The part most guides skip: going from list to published content
Here's the real problem. You can have a perfectly researched keyword list with 50 opportunities mapped by difficulty, volume, and intent. If nothing gets published, it's worth exactly zero.
The breakdown usually happens at one of three points:
Writing — Keyword research is fast. Writing a thorough article takes hours. Most site owners don't have the bandwidth, and the list ages out before content catches up.
Prioritization — A 50-keyword list with no clear starting point leads to paralysis. You need to rank your targets by a simple formula: traffic potential × difficulty inverse × strategic fit. The top 5-10 should be immediately obvious.
Publishing cadence — One article a month won't move the needle against competitors publishing weekly. The math just doesn't work. Head terms vs. long-tail keywords covers why targeting long-tail terms first produces faster results — partly because the writing requirement is lower and the competitive bar is easier to clear.

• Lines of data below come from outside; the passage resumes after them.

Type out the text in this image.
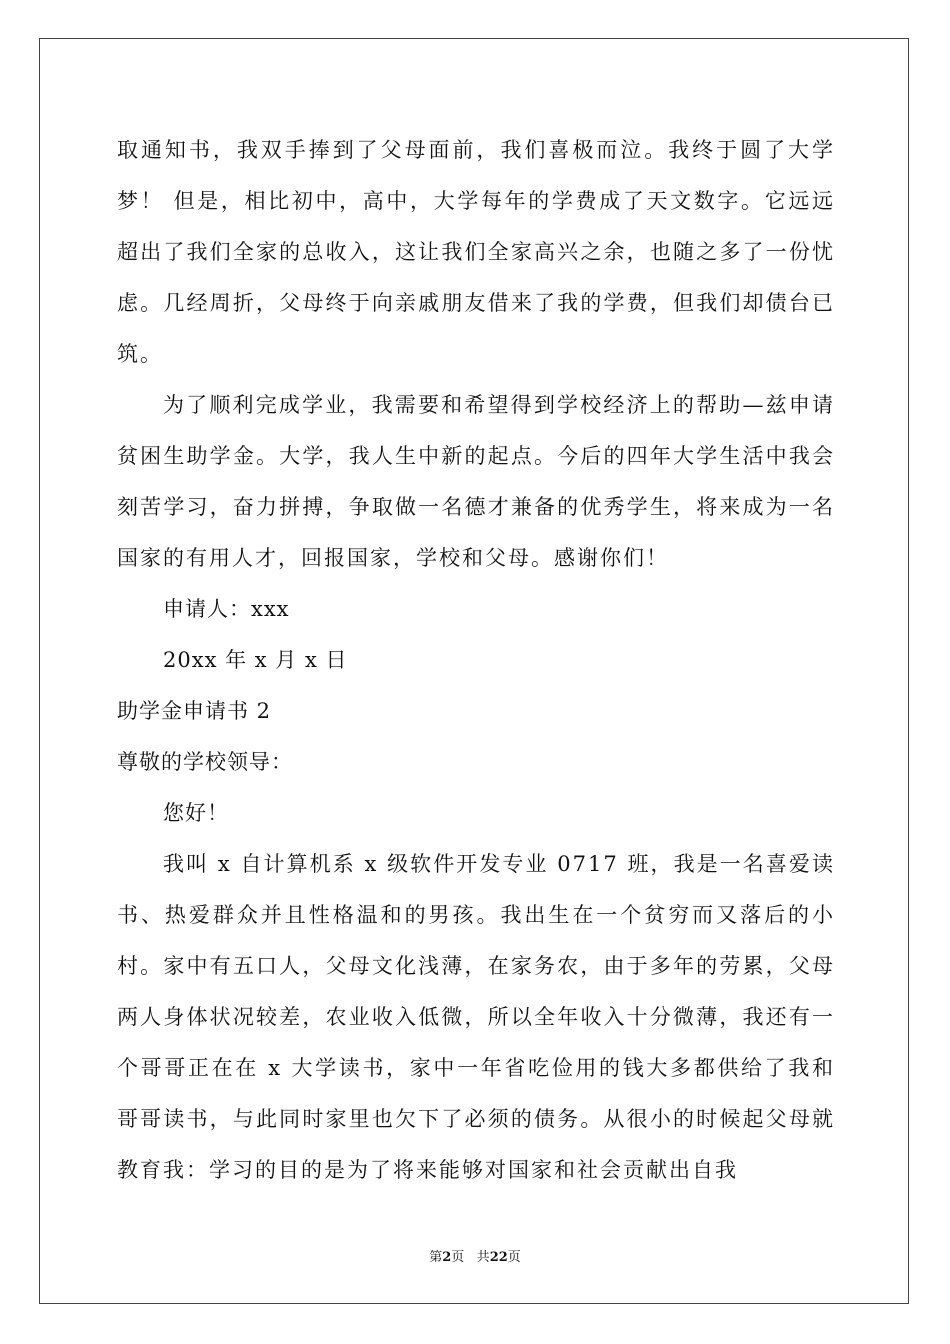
取通知书，我双手捧到了父母面前，我们喜极而泣。我终于圆了大学梦！ 但是，相比初中，高中，大学每年的学费成了天文数字。它远远超出了我们全家的总收入，这让我们全家高兴之余，也随之多了一份忧虑。几经周折，父母终于向亲戚朋友借来了我的学费，但我们却债台已筑。

为了顺利完成学业，我需要和希望得到学校经济上的帮助—兹申请贫困生助学金。大学，我人生中新的起点。今后的四年大学生活中我会刻苦学习，奋力拼搏，争取做一名德才兼备的优秀学生，将来成为一名国家的有用人才，回报国家，学校和父母。感谢你们！

申请人：xxx

20xx 年 x 月 x 日

助学金申请书 2

尊敬的学校领导：

您好！

我叫 x 自计算机系 x 级软件开发专业 0717 班，我是一名喜爱读书、热爱群众并且性格温和的男孩。我出生在一个贫穷而又落后的小村。家中有五口人，父母文化浅薄，在家务农，由于多年的劳累，父母两人身体状况较差，农业收入低微，所以全年收入十分微薄，我还有一个哥哥正在在 x 大学读书，家中一年省吃俭用的钱大多都供给了我和哥哥读书，与此同时家里也欠下了必须的债务。从很小的时候起父母就教育我：学习的目的是为了将来能够对国家和社会贡献出自我

第2页 共22页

A workflow that actually gets content published
- Pull your keyword list down to 10-15 targets you can realistically rank for in the next 90 days
- For each keyword, write a one-sentence brief: who is searching this, what do they need to know, what format should the page take
- Set a publishing schedule with hard dates, not intentions
- Publish in order of lowest difficulty first — early wins build momentum and domain authority that helps later pages rank faster
If you're doing this yourself, treat the keyword-to-draft pipeline like a production line, not a creative project. The creative work is in making each article genuinely useful. The structure should be repeatable.

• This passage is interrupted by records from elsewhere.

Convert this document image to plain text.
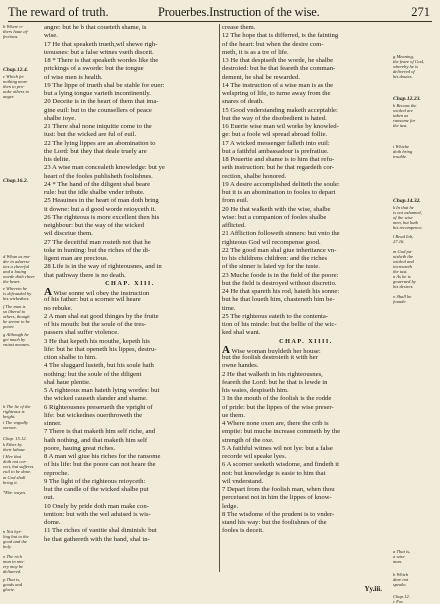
The reward of truth.	Prouerbes.Instruction of the wise.	271
b Where o-
thers haue af-
fections.
Chap.12.4.
c Which fet
nothing more
then to pro-
uoke others to
anger.
Chap.16.2.
d Whan as mo-
der in aduerse
ties a cheerful
and a louing
worde doth cheer
the heart.
e Wherein he
is defrauded by
his wickednes.
f The man is
so liberal to
others, though
he seeme to be
poore.
g Although he
get much by
vniust meanes.
h The lie of the
righteous is
bright.
i The vngodly
sorowe.
Chap. 15.12.
k Ether by
their labour.
l Hee that
doth not cor-
rect, but sufferes
euil to be done.
m God shall
bring it.
*Ebr. wayes.
n Not hyr-
ling but to the
good and the
holy.
o The rich
man in mis-
ery may be
deliuered.
p That is,
goods and
glorie.
angre: but he b that coueteth shame, is
wise.
17 He that speaketh trueth,wil shewe righ-
teousnes: but a false witnes vseth disceit.
18 * There is that speaketh wordes like the
prickings of a sworde: but the tongue
of wise men is health.
19 The lippe of trueth shal be stable for euer:
but a lying tongue varieth incontinently.
20 Deceite is in the heart of them that ima-
gine euil: but to the counsellers of peace
shalbe ioye.
21 There shal none iniquitie come to the
iust: but the wicked are ful of euil.
22 The lying lippes are an abomination to
the Lord: but they that deale truely are
his delite.
23 A wise man concealeth knowledge: but ye
heart of the fooles publisheth foolishnes.
24 * The hand of the diligent shal beare
rule: but the idle shalbe vnder tribute.
25 Heauines in the heart of man doth bring
it downe: but a d good worde reioyceth it.
26 The righteous is more excellent then his
neighbour: but the way of the wicked
wil disceiue them.
27 The deceitful man rosteth not that he
toke in hunting: but the riches of the di-
ligent man are precious.
28 Life is in the way of righteousnes, and in
that pathway there is no death.
CHAP. XIII.
A Wise sonne wil obey the instruction
of his father: but a scorner wil heare
no rebuke.
2 A man shal eat good thinges by the fruite
of his mouth: but the soule of the tres-
passers shal suffer violence.
3 He that kepeth his mouthe, kepeth his
life: but he that openeth his lippes, destru-
ction shalbe to him.
4 The sluggard lusteth, but his soule hath
nothing: but the soule of the diligent
shal haue plentie.
5 A righteous man hateth lying wordes: but
the wicked causeth slander and shame.
6 Righteousnes preserueth the vpright of
life: but wickednes ouerthroweth the
sinner.
7 There is that maketh him self riche, and
hath nothing, and that maketh him self
poore, hauing great riches.
8 A man wil giue his riches for the ransome
of his life: but the poore can not heare the
reproche.
9 The light of the righteous reioyceth:
but the candle of the wicked shalbe put
out.
10 Onely by pride doth man make con-
tention: but with the wel aduised is wis-
dome.
11 The riches of vanitie shal diminish: but
he that gathereth with the hand, shal in-
crease them.
12 The hope that is differred, is the fainting
of the heart: but when the desire com-
meth, it is as a tre of life.
13 He that despiseth the worde, he shalbe
destroied: but he that feareth the comman-
dement, he shal be rewarded.
14 The instruction of a wise man is as the
welspring of life, to turne away from the
snares of death.
15 Good vnderstanding maketh acceptable:
but the way of the disobedient is hated.
16 Euerie wise man wil worke by knowled-
ge: but a foole wil spread abroad follie.
17 A wicked messenger falleth into euil:
but a faithful ambassadour is prefratiue.
18 Pouertie and shame is to him that refu-
seth instruction: but he that regardeth cor-
rection, shalbe honored.
19 A desire accomplished deliteth the soule:
but it is an abomination to fooles to depart
from euil.
20 He that walketh with the wise, shalbe
wise: but a companion of fooles shalbe
afflicted.
21 Affliction followeth sinners: but vnto the
righteous God wil recompense good.
22 The good man shal giue inheritance vn-
to his childrens children: and the riches
of the sinner is laied vp for the iuste.
23 Muche foode is in the field of the poore:
but the field is destroyed without discretio.
24 He that spareth his rod, hateth his sonne:
but he that loueth him, chasteneth him be-
time.
25 The righteous eateth to the contenta-
tion of his minde: but the bellie of the wic-
ked shal want.
CHAP. XIIII.
A Wise woman buyldeth her house:
but the foolish destroieth it with her
owne handes.
2 He that walketh in his righteousnes,
feareth the Lord: but he that is lewde in
his waies, despiseth him.
3 In the mouth of the foolish is the rodde
of pride: but the lippes of the wise preser-
ue them.
4 Where none oxen are, there the crib is
emptie: but muche increase commeth by the
strength of the oxe.
5 A faithful witnes wil not lye: but a false
recorde wil speake lyes.
6 A scorner seeketh wisdome, and findeth it
not: but knowledge is easie to him that
wil vnderstand.
7 Depart from the foolish man, when thou
perceiuest not in him the lippes of know-
ledge.
8 The wisdome of the prudent is to vnder-
stand his way: but the foolishnes of the
fooles is deceit.
g Meaning,
the feare of God,
whereby he is
delivered of
his doutes.
Chap.12.23.
h Becaus the
wicked are
taken as
ransome for
the iust.
i Whiche
doth bring
trouble.
Chap.14.32.
k In that he
is not ashamed,
of the wise
men, but hath
his recompence.
l Read Iob,
27.16.
m God pu-
nisheth the
wicked and
increaseth
the iust.
n As he is
gouerned by
his desires.
o Shall be
founde.
a That is,
a wise
man.
b Which
dare not
speake.
Chap.12.
c For.
Yy.iii.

Where to find help if you're stuck at scale
If the gap between "I have a keyword list" and "I have 40 published articles" feels impossible with your current resources, the options are hiring writers, using a content agency, or using a service that combines keyword identification with content deployment. Rankfill is one option in that last category — it maps competitor keyword gaps for your site and delivers a content plan with publish-ready articles.
For sites with existing domain authority that just need more indexed content to compete, that kind of bulk deployment approach can close the gap faster than building a writing process from scratch.

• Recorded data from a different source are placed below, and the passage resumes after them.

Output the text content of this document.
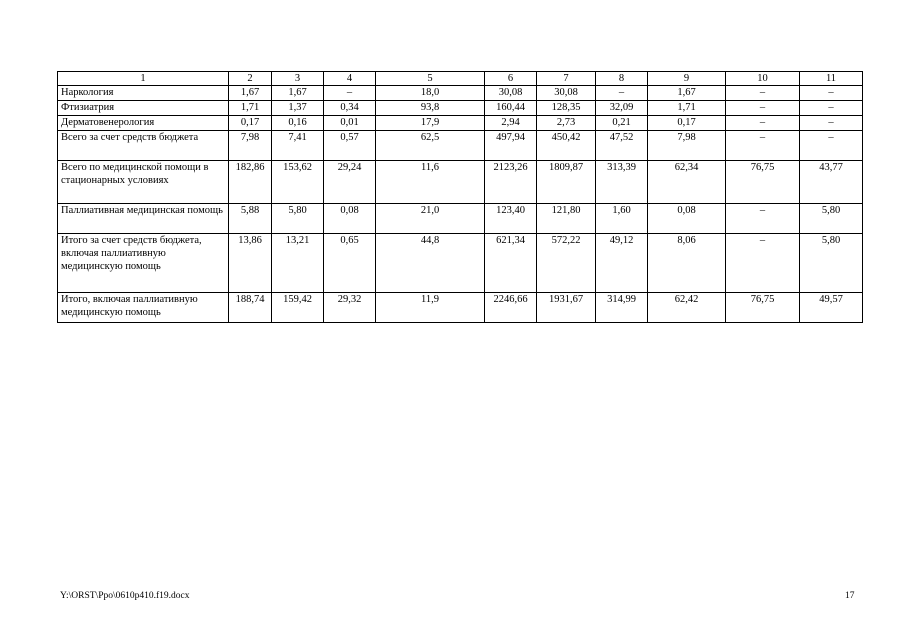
1	2	3	4	5	6	7	8	9	10	11
Наркология	1,67	1,67	–	18,0	30,08	30,08	–	1,67	–	–
Фтизиатрия	1,71	1,37	0,34	93,8	160,44	128,35	32,09	1,71	–	–
Дерматовенерология	0,17	0,16	0,01	17,9	2,94	2,73	0,21	0,17	–	–
Всего за счет средств бюджета	7,98	7,41	0,57	62,5	497,94	450,42	47,52	7,98	–	–
Всего по медицинской помощи в стационарных условиях	182,86	153,62	29,24	11,6	2123,26	1809,87	313,39	62,34	76,75	43,77
Паллиативная медицинская помощь	5,88	5,80	0,08	21,0	123,40	121,80	1,60	0,08	–	5,80
Итого за счет средств бюджета, включая паллиативную медицинскую помощь	13,86	13,21	0,65	44,8	621,34	572,22	49,12	8,06	–	5,80
Итого, включая паллиативную медицинскую помощь	188,74	159,42	29,32	11,9	2246,66	1931,67	314,99	62,42	76,75	49,57
Y:\ORST\Ppo\0610p410.f19.docx	17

For everyone else: the framework above works. It just requires execution.
FAQ
What's the best free tool to suggest keywords for a website? Google Search Console is the most underused free tool — it shows you keywords your site already has a foothold on. Google Keyword Planner is the best free option for new keyword discovery, though volume data is imprecise.
How many keywords should I target at once? Start with 5-10. Each keyword needs a dedicated page or section. Spreading across 50 targets at once means nothing gets the attention it needs to actually rank.
Can I target the same keyword on multiple pages? Not intentionally. If two pages target the same keyword, they compete against each other in search results — called keyword cannibalization. One page per primary keyword is the rule. Supporting pages can target related variations.
How long does it take to rank after publishing? For low-difficulty keywords on sites with some authority, 4-12 weeks is realistic. For competitive terms, months to years. This is why targeting low-competition keywords first is worth the effort — you see results faster and build authority for harder targets later.
My keyword list has 200 suggestions. Where do I start? Filter by difficulty first. Remove anything above your domain's realistic range. Then sort by estimated volume. The keywords at the intersection of "winnable" and "meaningful traffic" are your starting point. Usually that's a much shorter list than 200.
Does publishing more content actually help rankings on other pages? Yes. A larger, consistently published site signals authority to search engines. New pages also create internal linking opportunities that pass authority to your most important pages. Consistent publishing compounds over time in a way that one-off articles don't.